Immersive Analytics for Understanding Ecosystem Services Data – Benjamin Powley
When planning land use decisions, the input from experts in various domains is often required when making the decision. Ecosystem services analysis is often performed by expert analysts to estimate the effect of land use changes on the environment. For example, farming provides the benefit of agricultural productivity, but can negatively impact ecosystem services by reducing biodiversity, or increasing the amount of nitrogen in waterways.

In this talk, immersive VR visualization system, Immersive ESS Visualizer, is presented. The visualization system was designed for the comparison of multiple ecosystem services across different land use change scenarios.

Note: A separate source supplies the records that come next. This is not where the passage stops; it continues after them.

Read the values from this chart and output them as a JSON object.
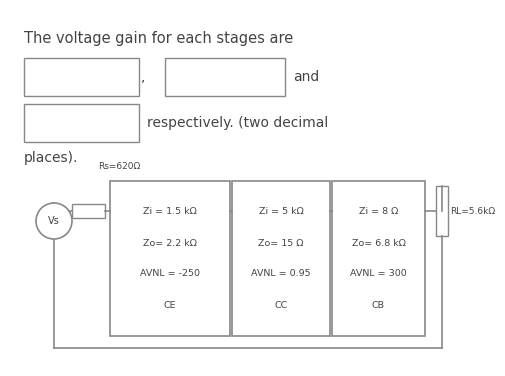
{
  "bg_color": "#ffffff",
  "title_text": "The voltage gain for each stages are",
  "title_fontsize": 10.5,
  "text_color": "#444444",
  "and_text": "and",
  "resp_text": "respectively. (two decimal",
  "places_text": "places).",
  "rs_label": "Rs=620Ω",
  "vs_label": "Vs",
  "rl_label": "RL=5.6kΩ",
  "stage1_lines": [
    "Zi = 1.5 kΩ",
    "Zo= 2.2 kΩ",
    "AVNL = -250",
    "CE"
  ],
  "stage2_lines": [
    "Zi = 5 kΩ",
    "Zo= 15 Ω",
    "AVNL = 0.95",
    "CC"
  ],
  "stage3_lines": [
    "Zi = 8 Ω",
    "Zo= 6.8 kΩ",
    "AVNL = 300",
    "CB"
  ],
  "stage_fontsize": 6.8,
  "circuit_line_color": "#888888",
  "box_edge_color": "#888888",
  "label_fontsize": 6.5
}
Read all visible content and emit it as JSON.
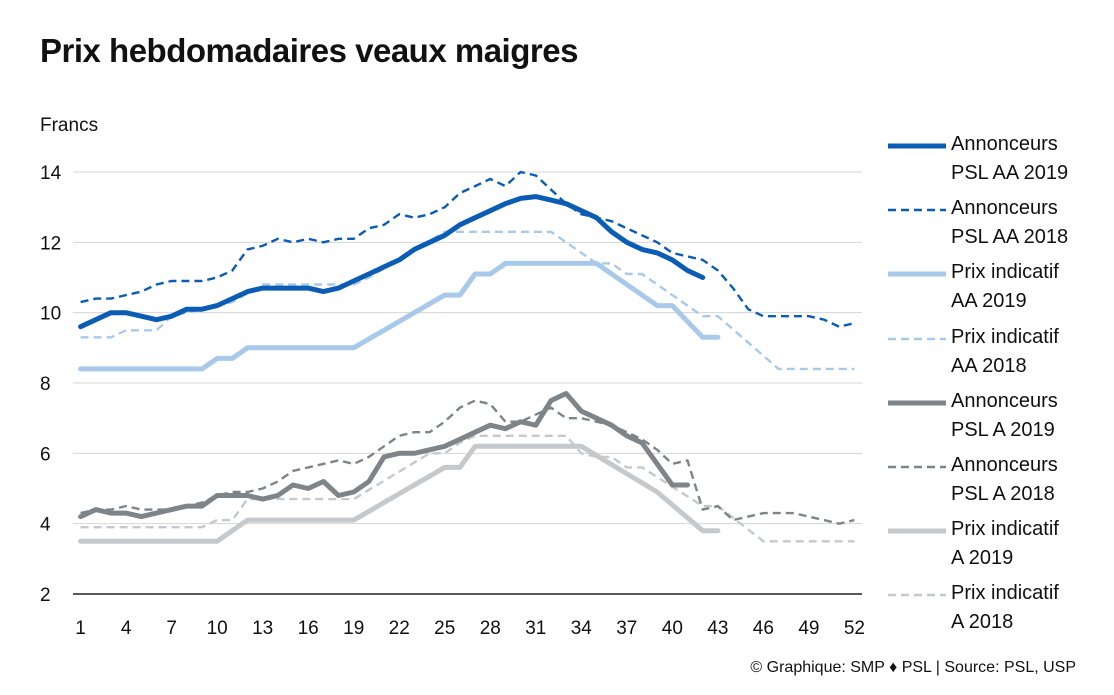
{
  "title": "Prix hebdomadaires veaux maigres",
  "units": "Francs",
  "credit": "© Graphique: SMP ♦ PSL | Source: PSL, USP",
  "chart_data": {
    "type": "line",
    "title": "Prix hebdomadaires veaux maigres",
    "ylabel": "Francs",
    "xlabel": "",
    "xlim": [
      1,
      52
    ],
    "ylim": [
      2,
      14
    ],
    "xticks": [
      1,
      4,
      7,
      10,
      13,
      16,
      19,
      22,
      25,
      28,
      31,
      34,
      37,
      40,
      43,
      46,
      49,
      52
    ],
    "yticks": [
      2,
      4,
      6,
      8,
      10,
      12,
      14
    ],
    "grid": "horizontal",
    "legend_position": "right",
    "series": [
      {
        "name": [
          "Annonceurs",
          "PSL AA 2019"
        ],
        "color": "#0b5cb5",
        "style": "solid",
        "width": 5,
        "x": [
          1,
          2,
          3,
          4,
          5,
          6,
          7,
          8,
          9,
          10,
          11,
          12,
          13,
          14,
          15,
          16,
          17,
          18,
          19,
          20,
          21,
          22,
          23,
          24,
          25,
          26,
          27,
          28,
          29,
          30,
          31,
          32,
          33,
          34,
          35,
          36,
          37,
          38,
          39,
          40,
          41,
          42
        ],
        "y": [
          9.6,
          9.8,
          10.0,
          10.0,
          9.9,
          9.8,
          9.9,
          10.1,
          10.1,
          10.2,
          10.4,
          10.6,
          10.7,
          10.7,
          10.7,
          10.7,
          10.6,
          10.7,
          10.9,
          11.1,
          11.3,
          11.5,
          11.8,
          12.0,
          12.2,
          12.5,
          12.7,
          12.9,
          13.1,
          13.25,
          13.3,
          13.2,
          13.1,
          12.9,
          12.7,
          12.3,
          12.0,
          11.8,
          11.7,
          11.5,
          11.2,
          11.0
        ]
      },
      {
        "name": [
          "Annonceurs",
          "PSL AA 2018"
        ],
        "color": "#0b5cb5",
        "style": "dashed",
        "width": 2.4,
        "x": [
          1,
          2,
          3,
          4,
          5,
          6,
          7,
          8,
          9,
          10,
          11,
          12,
          13,
          14,
          15,
          16,
          17,
          18,
          19,
          20,
          21,
          22,
          23,
          24,
          25,
          26,
          27,
          28,
          29,
          30,
          31,
          32,
          33,
          34,
          35,
          36,
          37,
          38,
          39,
          40,
          41,
          42,
          43,
          44,
          45,
          46,
          47,
          48,
          49,
          50,
          51,
          52
        ],
        "y": [
          10.3,
          10.4,
          10.4,
          10.5,
          10.6,
          10.8,
          10.9,
          10.9,
          10.9,
          11.0,
          11.2,
          11.8,
          11.9,
          12.1,
          12.0,
          12.1,
          12.0,
          12.1,
          12.1,
          12.4,
          12.5,
          12.8,
          12.7,
          12.8,
          13.0,
          13.4,
          13.6,
          13.8,
          13.6,
          14.0,
          13.9,
          13.5,
          13.1,
          12.8,
          12.7,
          12.6,
          12.4,
          12.2,
          12.0,
          11.7,
          11.6,
          11.5,
          11.2,
          10.7,
          10.1,
          9.9,
          9.9,
          9.9,
          9.9,
          9.8,
          9.6,
          9.7
        ]
      },
      {
        "name": [
          "Prix indicatif",
          "AA 2019"
        ],
        "color": "#a9c9eb",
        "style": "solid",
        "width": 5,
        "x": [
          1,
          9,
          10,
          11,
          12,
          19,
          25,
          26,
          27,
          28,
          29,
          35,
          39,
          40,
          42,
          43
        ],
        "y": [
          8.4,
          8.4,
          8.7,
          8.7,
          9.0,
          9.0,
          10.5,
          10.5,
          11.1,
          11.1,
          11.4,
          11.4,
          10.2,
          10.2,
          9.3,
          9.3
        ]
      },
      {
        "name": [
          "Prix indicatif",
          "AA 2018"
        ],
        "color": "#a9c9eb",
        "style": "dashed",
        "width": 2.4,
        "x": [
          1,
          3,
          4,
          6,
          7,
          11,
          13,
          19,
          20,
          25,
          32,
          35,
          36,
          37,
          38,
          42,
          43,
          47,
          48,
          52
        ],
        "y": [
          9.3,
          9.3,
          9.5,
          9.5,
          9.9,
          10.3,
          10.8,
          10.8,
          11.0,
          12.3,
          12.3,
          11.4,
          11.4,
          11.1,
          11.1,
          9.9,
          9.9,
          8.4,
          8.4,
          8.4
        ]
      },
      {
        "name": [
          "Annonceurs",
          "PSL A 2019"
        ],
        "color": "#7f8488",
        "style": "solid",
        "width": 5,
        "x": [
          1,
          2,
          3,
          4,
          5,
          6,
          7,
          8,
          9,
          10,
          11,
          12,
          13,
          14,
          15,
          16,
          17,
          18,
          19,
          20,
          21,
          22,
          23,
          24,
          25,
          26,
          27,
          28,
          29,
          30,
          31,
          32,
          33,
          34,
          35,
          36,
          37,
          38,
          39,
          40,
          41
        ],
        "y": [
          4.2,
          4.4,
          4.3,
          4.3,
          4.2,
          4.3,
          4.4,
          4.5,
          4.5,
          4.8,
          4.8,
          4.8,
          4.7,
          4.8,
          5.1,
          5.0,
          5.2,
          4.8,
          4.9,
          5.2,
          5.9,
          6.0,
          6.0,
          6.1,
          6.2,
          6.4,
          6.6,
          6.8,
          6.7,
          6.9,
          6.8,
          7.5,
          7.7,
          7.2,
          7.0,
          6.8,
          6.5,
          6.3,
          5.7,
          5.1,
          5.1
        ]
      },
      {
        "name": [
          "Annonceurs",
          "PSL A 2018"
        ],
        "color": "#7f8488",
        "style": "dashed",
        "width": 2.4,
        "x": [
          1,
          2,
          3,
          4,
          5,
          6,
          7,
          8,
          9,
          10,
          11,
          12,
          13,
          14,
          15,
          16,
          17,
          18,
          19,
          20,
          21,
          22,
          23,
          24,
          25,
          26,
          27,
          28,
          29,
          30,
          31,
          32,
          33,
          34,
          35,
          36,
          37,
          38,
          39,
          40,
          41,
          42,
          43,
          44,
          45,
          46,
          47,
          48,
          49,
          50,
          51,
          52
        ],
        "y": [
          4.3,
          4.4,
          4.4,
          4.5,
          4.4,
          4.4,
          4.4,
          4.5,
          4.6,
          4.8,
          4.9,
          4.9,
          5.0,
          5.2,
          5.5,
          5.6,
          5.7,
          5.8,
          5.7,
          5.9,
          6.2,
          6.5,
          6.6,
          6.6,
          6.9,
          7.3,
          7.5,
          7.4,
          6.9,
          6.9,
          7.1,
          7.3,
          7.0,
          7.0,
          6.9,
          6.8,
          6.6,
          6.4,
          6.1,
          5.7,
          5.8,
          4.4,
          4.5,
          4.1,
          4.2,
          4.3,
          4.3,
          4.3,
          4.2,
          4.1,
          4.0,
          4.1
        ]
      },
      {
        "name": [
          "Prix indicatif",
          "A 2019"
        ],
        "color": "#c5c9cc",
        "style": "solid",
        "width": 5,
        "x": [
          1,
          10,
          12,
          19,
          25,
          26,
          27,
          34,
          39,
          42,
          43
        ],
        "y": [
          3.5,
          3.5,
          4.1,
          4.1,
          5.6,
          5.6,
          6.2,
          6.2,
          4.9,
          3.8,
          3.8
        ]
      },
      {
        "name": [
          "Prix indicatif",
          "A 2018"
        ],
        "color": "#c5c9cc",
        "style": "dashed",
        "width": 2.4,
        "x": [
          1,
          9,
          10,
          11,
          12,
          19,
          24,
          25,
          26,
          27,
          33,
          34,
          35,
          36,
          37,
          38,
          42,
          43,
          46,
          47,
          52
        ],
        "y": [
          3.9,
          3.9,
          4.1,
          4.1,
          4.7,
          4.7,
          6.0,
          6.0,
          6.3,
          6.5,
          6.5,
          6.0,
          5.9,
          5.9,
          5.6,
          5.6,
          4.5,
          4.5,
          3.5,
          3.5,
          3.5
        ]
      }
    ]
  }
}
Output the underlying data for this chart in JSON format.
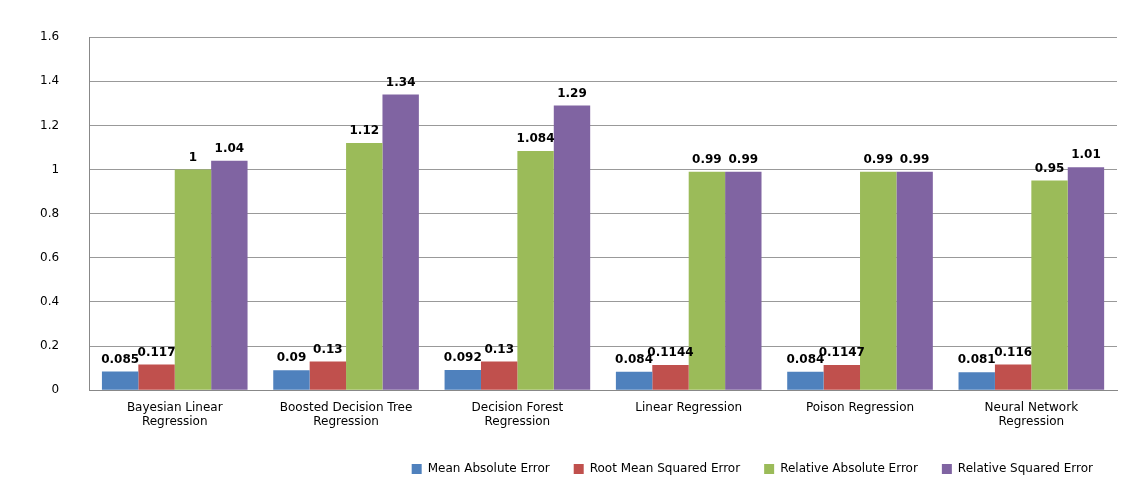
{
  "chart_data": {
    "type": "bar",
    "categories": [
      "Bayesian Linear Regression",
      "Boosted Decision Tree Regression",
      "Decision Forest Regression",
      "Linear Regression",
      "Poison Regression",
      "Neural Network Regression"
    ],
    "series": [
      {
        "name": "Mean Absolute Error",
        "color": "#4f81bd",
        "values": [
          0.085,
          0.09,
          0.092,
          0.084,
          0.084,
          0.081
        ]
      },
      {
        "name": "Root Mean Squared Error",
        "color": "#c0504d",
        "values": [
          0.117,
          0.13,
          0.13,
          0.1144,
          0.1147,
          0.116
        ]
      },
      {
        "name": "Relative Absolute Error",
        "color": "#9bbb59",
        "values": [
          1,
          1.12,
          1.084,
          0.99,
          0.99,
          0.95
        ]
      },
      {
        "name": "Relative Squared Error",
        "color": "#8064a2",
        "values": [
          1.04,
          1.34,
          1.29,
          0.99,
          0.99,
          1.01
        ]
      }
    ],
    "ylim": [
      0,
      1.6
    ],
    "yticks": [
      0,
      0.2,
      0.4,
      0.6,
      0.8,
      1,
      1.2,
      1.4,
      1.6
    ],
    "grid": "y",
    "legend": "bottom",
    "data_labels": true
  }
}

A user study was performed to evaluate the effectiveness of Immersive ESS Visualizer for ecosystem services analysis tasks compared to existing media (paper maps, and PDF’s on a 2D screen). The results of the user study will be discussed.

Bridging Theory and Practice: AI-Driven Insights into Manufacturing Evolution and Industrial Maintenance Innovation – Muntaser Nuttah
“In today’s industrial landscape, artificial intelligence (AI) is critical for transforming data into actionable knowledge. This talk highlights two innovative studies that leverage AI to decode complex unstructured datasets. The first study employs Natural Language Processing (NLP), Large Language Models, and Dynamic Topic Modeling to conduct a large-scale review of over 35,000 publications in manufacturing digitalization and automation from 1970 to 2023. This approach not only structures a fragmented body of knowledge but also tracks thematic evolutions—from early simulation and scheduling studies to emerging trends in energy efficiency, composite materials, cybersecurity, robotics, and AI—offering empirical support to creative destruction and technological paradigm theories. Similarly, the second study transitions to practical application, demonstrating how NLP-driven text mining could be used to deal with unstructured maintenance logs, claims, and work orders from Volvo CE. By converting raw text into structured insights, the framework enables proactive maintenance planning, system optimization, and knowledge transfer—showcasing AI’s capacity to bridge data volume and expert interpretation in industrial settings.”